Elaine Brennan & Allen Renear (EDITORS@BROWNVM.BITNET)
Thu, 17 May 90 18:16:20 EDT

Humanist Discussion Group, Vol. 4, No. 0070. Thursday, 17 May 1990.


(1) Date: Thu, 17 May 90 07:35:46 EDT (11 lines)
From: Willard McCarty <MCCARTY@vm.epas.utoronto.ca>
Subject: getting together in Siegen

(2) Date: 16 May 90 18:02:46 EST (19 lines)
From: James O'Donnell <JODONNEL@PENNSAS>
Subject: Page Smith

(1) --------------------------------------------------------------------
Date: Thu, 17 May 90 07:35:46 EDT
From: Willard McCarty <MCCARTY@vm.epas.utoronto.ca>
Subject: getting together in Siegen

I have had a message from Manfred Kammer, an organizer of the ALLC/ICCH
conference in Siegen, that the initial get-together will be held
at the "Queens Hotel", Kaisergarten, Siegen, Monday, 4 June at 6 p.m.
The person to contact in Congress Partner is Cornelia Thiede, fax:
49 421 324344 (where 49 is the country-code, 421 the city-code, etc.).

Willard McCarty
(2) --------------------------------------------------------------24----
Date: 16 May 90 18:02:46 EST
From: James O'Donnell <JODONNEL@PENNSAS>
Subject: Page Smith

From: Jim O'Donnell (Penn, Classics)

I do, alas, have tenure (cf. Goethe, `und *leider* auch Theologie'),
which may not be relevant, but I found Page Smith's book every bit as
appalling in its leftish way as I found Allen Bloom in his rightish way,
and for that matter, as I found Henry Rosovsky's *The University: An
Owner's Manual*, in its centrist way.
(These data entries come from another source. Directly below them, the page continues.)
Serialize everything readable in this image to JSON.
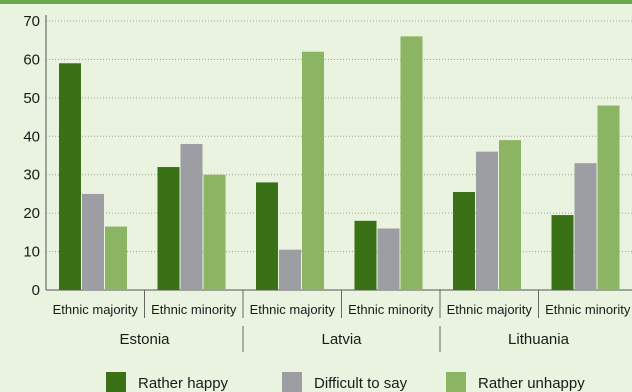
{
  "chart_data": {
    "type": "bar",
    "title": "",
    "xlabel": "",
    "ylabel": "",
    "ylim": [
      0,
      70
    ],
    "yticks": [
      0,
      10,
      20,
      30,
      40,
      50,
      60,
      70
    ],
    "grid": true,
    "legend_position": "bottom",
    "groups": [
      "Estonia",
      "Latvia",
      "Lithuania"
    ],
    "categories": [
      "Ethnic majority",
      "Ethnic minority",
      "Ethnic majority",
      "Ethnic minority",
      "Ethnic majority",
      "Ethnic minority"
    ],
    "series": [
      {
        "name": "Rather happy",
        "color": "#3a7116",
        "values": [
          59,
          32,
          28,
          18,
          25.5,
          19.5
        ]
      },
      {
        "name": "Difficult to say",
        "color": "#9d9ea3",
        "values": [
          25,
          38,
          10.5,
          16,
          36,
          33
        ]
      },
      {
        "name": "Rather unhappy",
        "color": "#8cb563",
        "values": [
          16.5,
          30,
          62,
          66,
          39,
          48
        ]
      }
    ]
  }
}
Smith in particular is
ill-informed and querulous, having had senior administrative office when
rather young (40ish), then having made enough money writing to get out
of academe completely by the time he was about 50, and he writes now 20
years later. By my count, he hasn't had a department chairman to argue
with (from below) since 1960, and the world has changed a bit since
then. Plenty wrong with our institutions, but kvetching and whining are
not specially apt remedies. I am coming to the conclusion that good
books about universities are like good books about baseball: scarcer
than hens' teeth. That doesn't keep from reading many too many of both.